僕はこの育成選手制度は、日本プロ野球界が作った制度の中で一番うまく機能した制度の一つだと思います、最近ではソフトバンクの千賀投手や甲斐捕手など育成出身の選手が、東京オリンピックの日本代表として活躍しましたし、今シーズン巨人でスタメンに抜擢され大活躍した松原選手も育成出身です、阪神では代打の切り札、原口選手が頑張っていますし、小野寺選手も活躍中です。

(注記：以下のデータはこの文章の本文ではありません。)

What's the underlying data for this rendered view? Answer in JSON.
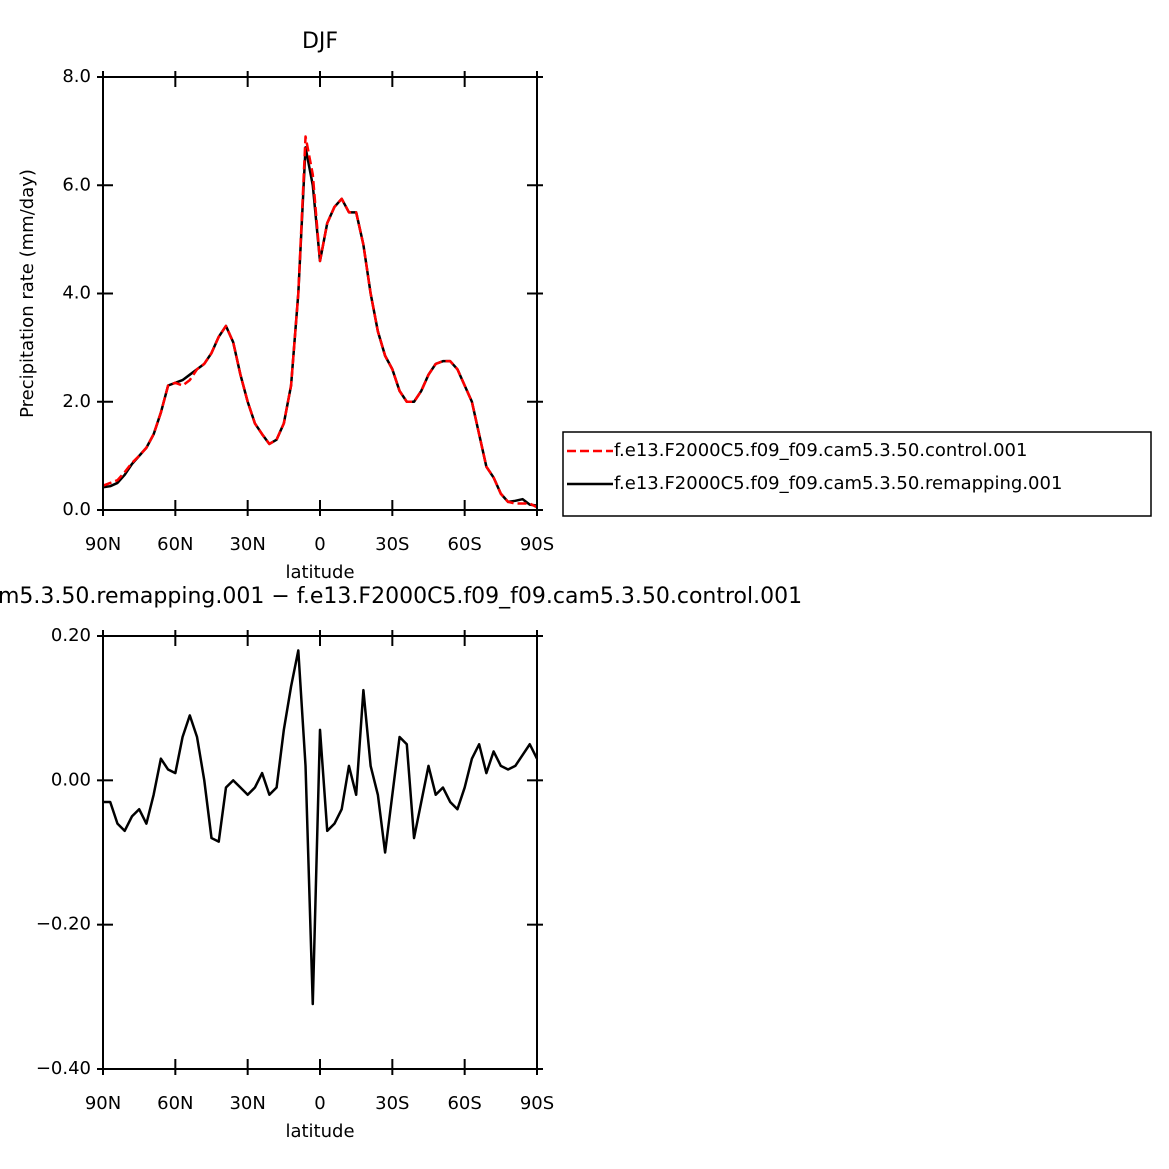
{
  "chart_data": [
    {
      "type": "line",
      "title": "DJF",
      "xlabel": "latitude",
      "ylabel": "Precipitation rate (mm/day)",
      "x": [
        90,
        87,
        84,
        81,
        78,
        75,
        72,
        69,
        66,
        63,
        60,
        57,
        54,
        51,
        48,
        45,
        42,
        39,
        36,
        33,
        30,
        27,
        24,
        21,
        18,
        15,
        12,
        9,
        6,
        3,
        0,
        -3,
        -6,
        -9,
        -12,
        -15,
        -18,
        -21,
        -24,
        -27,
        -30,
        -33,
        -36,
        -39,
        -42,
        -45,
        -48,
        -51,
        -54,
        -57,
        -60,
        -63,
        -66,
        -69,
        -72,
        -75,
        -78,
        -81,
        -84,
        -87,
        -90
      ],
      "series": [
        {
          "name": "f.e13.F2000C5.f09_f09.cam5.3.50.control.001",
          "color": "#ff0000",
          "linestyle": "dashed",
          "values": [
            0.45,
            0.5,
            0.55,
            0.7,
            0.87,
            1.0,
            1.15,
            1.4,
            1.8,
            2.3,
            2.35,
            2.3,
            2.4,
            2.6,
            2.7,
            2.9,
            3.2,
            3.4,
            3.1,
            2.5,
            2.0,
            1.6,
            1.4,
            1.22,
            1.3,
            1.6,
            2.3,
            4.0,
            6.9,
            6.2,
            4.6,
            5.3,
            5.6,
            5.75,
            5.5,
            5.5,
            4.9,
            4.0,
            3.3,
            2.85,
            2.6,
            2.2,
            2.0,
            2.0,
            2.2,
            2.5,
            2.7,
            2.75,
            2.75,
            2.6,
            2.3,
            2.0,
            1.4,
            0.8,
            0.6,
            0.3,
            0.15,
            0.12,
            0.12,
            0.12,
            0.05
          ]
        },
        {
          "name": "f.e13.F2000C5.f09_f09.cam5.3.50.remapping.001",
          "color": "#000000",
          "linestyle": "solid",
          "values": [
            0.42,
            0.44,
            0.5,
            0.65,
            0.85,
            1.0,
            1.15,
            1.4,
            1.8,
            2.3,
            2.35,
            2.4,
            2.5,
            2.6,
            2.7,
            2.9,
            3.2,
            3.4,
            3.1,
            2.5,
            2.0,
            1.6,
            1.4,
            1.22,
            1.3,
            1.6,
            2.3,
            4.0,
            6.7,
            6.0,
            4.6,
            5.3,
            5.6,
            5.75,
            5.5,
            5.5,
            4.9,
            4.0,
            3.3,
            2.85,
            2.6,
            2.2,
            2.0,
            2.0,
            2.2,
            2.5,
            2.7,
            2.75,
            2.75,
            2.6,
            2.3,
            2.0,
            1.4,
            0.8,
            0.6,
            0.3,
            0.15,
            0.17,
            0.2,
            0.1,
            0.08
          ]
        }
      ],
      "xlim": [
        90,
        -90
      ],
      "xticks": [
        {
          "value": 90,
          "label": "90N"
        },
        {
          "value": 60,
          "label": "60N"
        },
        {
          "value": 30,
          "label": "30N"
        },
        0,
        {
          "value": -30,
          "label": "30S"
        },
        {
          "value": -60,
          "label": "60S"
        },
        {
          "value": -90,
          "label": "90S"
        }
      ],
      "ylim": [
        0,
        8
      ],
      "yticks": [
        {
          "value": 0,
          "label": "0.0"
        },
        {
          "value": 2,
          "label": "2.0"
        },
        {
          "value": 4,
          "label": "4.0"
        },
        {
          "value": 6,
          "label": "6.0"
        },
        {
          "value": 8,
          "label": "8.0"
        }
      ],
      "grid": false
    },
    {
      "type": "line",
      "title": "m5.3.50.remapping.001 − f.e13.F2000C5.f09_f09.cam5.3.50.control.001",
      "xlabel": "latitude",
      "x": [
        90,
        87,
        84,
        81,
        78,
        75,
        72,
        69,
        66,
        63,
        60,
        57,
        54,
        51,
        48,
        45,
        42,
        39,
        36,
        33,
        30,
        27,
        24,
        21,
        18,
        15,
        12,
        9,
        6,
        3,
        0,
        -3,
        -6,
        -9,
        -12,
        -15,
        -18,
        -21,
        -24,
        -27,
        -30,
        -33,
        -36,
        -39,
        -42,
        -45,
        -48,
        -51,
        -54,
        -57,
        -60,
        -63,
        -66,
        -69,
        -72,
        -75,
        -78,
        -81,
        -84,
        -87,
        -90
      ],
      "color": "#000000",
      "values": [
        -0.03,
        -0.03,
        -0.06,
        -0.07,
        -0.05,
        -0.04,
        -0.06,
        -0.02,
        0.03,
        0.015,
        0.01,
        0.06,
        0.09,
        0.06,
        0.0,
        -0.08,
        -0.085,
        -0.01,
        0.0,
        -0.01,
        -0.02,
        -0.01,
        0.01,
        -0.02,
        -0.01,
        0.07,
        0.13,
        0.18,
        0.02,
        -0.31,
        0.07,
        -0.07,
        -0.06,
        -0.04,
        0.02,
        -0.02,
        0.125,
        0.02,
        -0.02,
        -0.1,
        -0.02,
        0.06,
        0.05,
        -0.08,
        -0.03,
        0.02,
        -0.02,
        -0.01,
        -0.03,
        -0.04,
        -0.01,
        0.03,
        0.05,
        0.01,
        0.04,
        0.02,
        0.015,
        0.02,
        0.035,
        0.05,
        0.03
      ],
      "xlim": [
        90,
        -90
      ],
      "xticks": [
        {
          "value": 90,
          "label": "90N"
        },
        {
          "value": 60,
          "label": "60N"
        },
        {
          "value": 30,
          "label": "30N"
        },
        0,
        {
          "value": -30,
          "label": "30S"
        },
        {
          "value": -60,
          "label": "60S"
        },
        {
          "value": -90,
          "label": "90S"
        }
      ],
      "ylim": [
        -0.4,
        0.2
      ],
      "yticks": [
        {
          "value": -0.4,
          "label": "−0.40"
        },
        {
          "value": -0.2,
          "label": "−0.20"
        },
        {
          "value": 0,
          "label": "0.00"
        },
        {
          "value": 0.2,
          "label": "0.20"
        }
      ],
      "grid": false
    }
  ]
}
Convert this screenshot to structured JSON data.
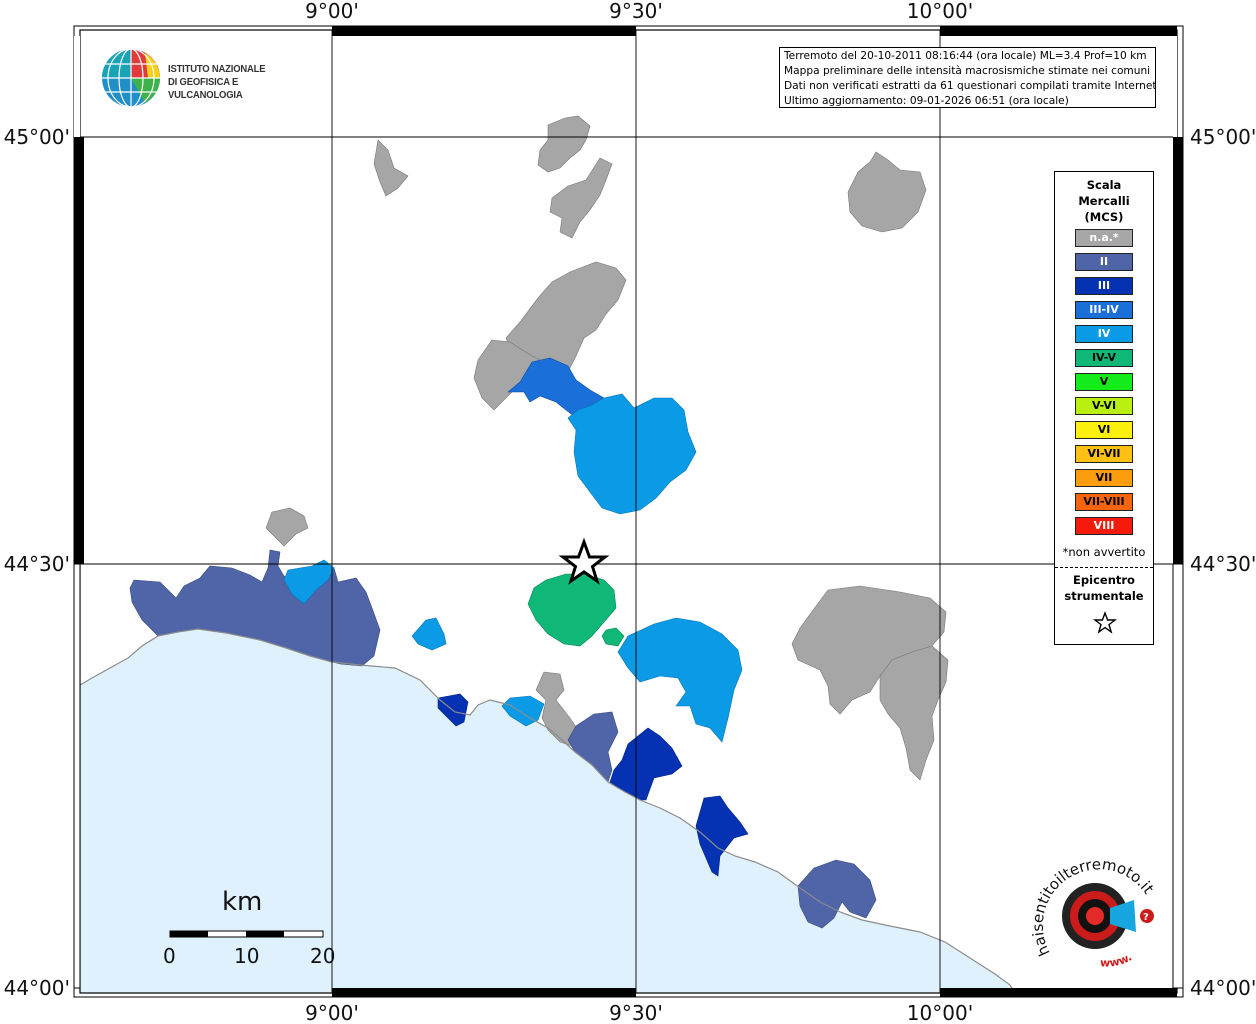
{
  "map": {
    "lon_labels": [
      "9°00'",
      "9°30'",
      "10°00'"
    ],
    "lat_labels": [
      "45°00'",
      "44°30'",
      "44°00'"
    ],
    "colors": {
      "sea": "#dff1fc",
      "coast": "#888888",
      "grid": "#000000"
    }
  },
  "institute": {
    "logo_icon": "ingv-globe-logo",
    "name_line1": "ISTITUTO NAZIONALE",
    "name_line2": "DI GEOFISICA E VULCANOLOGIA"
  },
  "info": {
    "line1": "Terremoto del 20-10-2011 08:16:44 (ora locale) ML=3.4 Prof=10 km",
    "line2": "Mappa preliminare delle intensità macrosismiche stimate nei comuni",
    "line3": "Dati non verificati estratti da 61 questionari compilati tramite Internet.",
    "line4": "Ultimo aggiornamento: 09-01-2026 06:51 (ora locale)"
  },
  "legend": {
    "title1": "Scala",
    "title2": "Mercalli",
    "title3": "(MCS)",
    "classes": [
      {
        "label": "n.a.*",
        "color": "#a6a6a6",
        "text_color": "#ffffff"
      },
      {
        "label": "II",
        "color": "#5065a8",
        "text_color": "#ffffff"
      },
      {
        "label": "III",
        "color": "#0432b2",
        "text_color": "#ffffff"
      },
      {
        "label": "III-IV",
        "color": "#1a6fd8",
        "text_color": "#ffffff"
      },
      {
        "label": "IV",
        "color": "#0b9ae6",
        "text_color": "#ffffff"
      },
      {
        "label": "IV-V",
        "color": "#0fb877",
        "text_color": "#000000"
      },
      {
        "label": "V",
        "color": "#13ec1a",
        "text_color": "#000000"
      },
      {
        "label": "V-VI",
        "color": "#b9f011",
        "text_color": "#000000"
      },
      {
        "label": "VI",
        "color": "#fbf10d",
        "text_color": "#000000"
      },
      {
        "label": "VI-VII",
        "color": "#fcc112",
        "text_color": "#000000"
      },
      {
        "label": "VII",
        "color": "#fb9d0c",
        "text_color": "#000000"
      },
      {
        "label": "VII-VIII",
        "color": "#f8640c",
        "text_color": "#000000"
      },
      {
        "label": "VIII",
        "color": "#f41a0c",
        "text_color": "#ffffff"
      }
    ],
    "note": "*non avvertito",
    "epi1": "Epicentro",
    "epi2": "strumentale",
    "epi_icon": "star-icon"
  },
  "scalebar": {
    "unit": "km",
    "labels": [
      "0",
      "10",
      "20"
    ]
  },
  "badge": {
    "icon": "haisentito-logo",
    "text": "haisentitoilterremoto.it",
    "prefix": "www."
  }
}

こんな育成出身選手の活躍を見ていますと、僕はいろんなことを考えてしまいます。

たとえばもしこの制度がなければ、東京オリンピックで日本は金メダルをとれたでしょうか。もちろん一人や二人の選手の力で優勝したとは言いませんが、特にキャッチャー甲斐の活躍は群を抜いていたと思います。プロ野球も同様で、甲斐と千賀がいなければ、近年のソフトバンクの戦力は相当ダウンしていたのではないでしょうか、巨人にしても同様で、松原や増田がいなければ、今年はBクラスに終わったかもしれません。

そういった観点から考えますと、育成選手制度は埋もれていた才能を活用する素晴らしい制度だということがわかります。もしこの制度がなければ千賀や甲斐は野球をあきらめ、野球が上手い普通のサラリーマンになっていたかもしれません。もしそうなっていたとしたら、それは本人たちばかりではなく日本のプロ野球界にとって大きな損失です。

よく考えますと、これはプロ野球だけの話ではありません。

実は私たちの周りには、こんな才能をもっていながら、それを埋もれさせてしまっている人がたくさんいるのではないでしょうか。だとすればそれは当人ばかりではなく、日本全体にとっても損失です。才能や能力を持っているにもかかわらず、それを社会のために生かしていないのですから・・・。

ではなぜ一般の会社には、プロ野球の育成選手のような制度がないのでしょうか。

新興の会社の中には「お試し就職」のような制度もあるようですが、社会全体に定着しているとはいえません、特に一部上場の優良企業でそのようなお話を聞いたことがありません。理由の一つはプロ野球と違い、会社員は結果が見えにくいという面があるからだと思います。でもそれだけでしょうか。

僕は他に理由があると思います。

例えばある人気企業Aという会社があったとしましょうか、A社は人気の会社だけあって就職希望者はいくらでもやってきます、有名大学を卒業した学生やMBA、公認会計士などの有資格者、帰国子女などもたくさん入社試験を受けにやってくるでしょう。そんなより取り見取りの中から、果たして隠れた才能を持った人材をお試し入社させ、その才能を育成しようなどという面倒くさいことを、A社の採用担当は考えるでしょうか。

まあそのあたりが少人数精鋭性、実力主義のプロ野球と違うところでしょう。

このようにして一般の会社では埋もれた人材を発掘することができず、当人たちも才能を埋もれさせたまま一生を過ごすことになるのです、ああもったいない・・。ただでさえ日本は少子化が進みつつありますし、生産性の停滞から30年近くもお給料が増えていません。埋もれた人材の発掘は、日本経済の復活という観点でも他人事ではありません。

話が少し飛躍しますが、社会の変革期には、このような埋もれた人材が集団で頭角を現すことがよくあります、比較的近いところでは戦後の日本です、今まであった制度がリセットされ、その混沌の中から多くの人材が出てきました、松下電器、ソニー、ホンダ、シャープ、トヨタ・・・、その後の会社や日本の成長を支えたのは、この時期に入社した多くの才能だったことは間違いありません。

明治維新も同様だったと思います、新政府を作ったのはせいぜい30歳前後のいわゆる“若造”でした、江戸時代の硬直化した社会では陽が当たらず、生涯を終えるはずだった人たちです。

明治維新から約150年、太平洋戦争から約80年前が経ちました。

埋もれた才能を生かし、経済を再加速するという意味では、今の硬直化した社会制度など維持しようとせず、いっそのことリセットしてしまったほうが、よほど社会全体の幸福が得られるのではないかとすら思えてしまいます。

ちょっと過激でしょうか・・・。